Johann Jacobs – Non-Executive Director
Johann Jacobs has more than 30 years’ experience in the resource sector where he has managed established companies and acquisitions, expansions or start-up mining operations in Australia, South Africa and Indonesia. His more recent roles have included Chairman of IMX Resources Limited, Managing Director of the ASX-listed coal producer CIM Resources. In addition, he holds various directorships in private resource-focused companies’ active in Australia and internationally.
Peter Tsegas – Non-Executive Director
Peter Tsegas has over 15 years of experience in Tanzania (10 years as a resident). He has worked to engage both the private and government sectors on a number of projects. Tsegas was founder and Managing Director of Tancoal Energy which he successfully took from an exploration company through to a JV with the Tanzanian government and then into production. A number of consulting roles to the Tanzanian government have been undertaken, including the Ministry of Industry and Trade and the Ministry of Energy and Minerals. He has also consulted to a number of mining companies including Rio Tinto.
Marc Vogts – Non-Executive Director
Marc Vogts is a project executive with over four decades of experience in the mining industry and over 30 years’ experience as a Senior Executive in major mining projects in South Africa, Madagascar, Australia, Canada, Chile, Indonesia, Papua New Guinea and USA. Vogts has held Director roles for the likes of BHP Billiton and Rio Tinto during his career.
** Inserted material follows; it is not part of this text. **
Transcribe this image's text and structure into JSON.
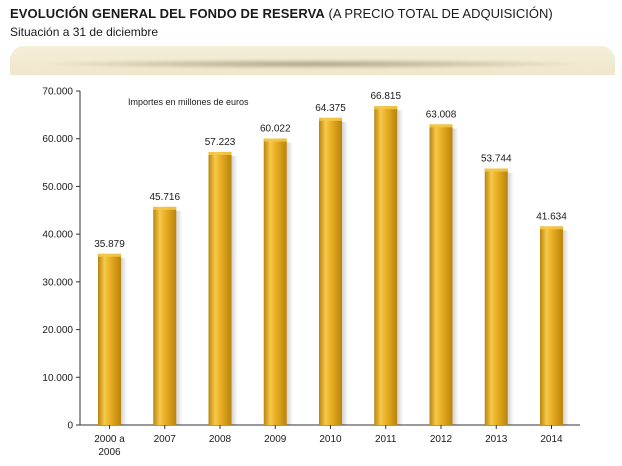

In recent roles, he was Project Director for the QMM Project in Madagascar for Rio Tinto, Vice President for Project Management for BHP Billiton and Vice President for all Uranium Projects including Olympic Dam for BHP Billiton.
Currently, he is the Chief Executive Officer at the John Grill Centre for Project Leadership at the University of Sydney, a world leading project leadership executive education for value creation and realization in large-scale projects.
Doug Richardson – Company Secretary
Doug Richardson has over 23 years of experience in the financial services and resources sectors. His experience has included investment research, analytics and client advising for various organizations including GIO Asset Management, the Australian Prudential Regulation Authority and Suncorp Investment Management.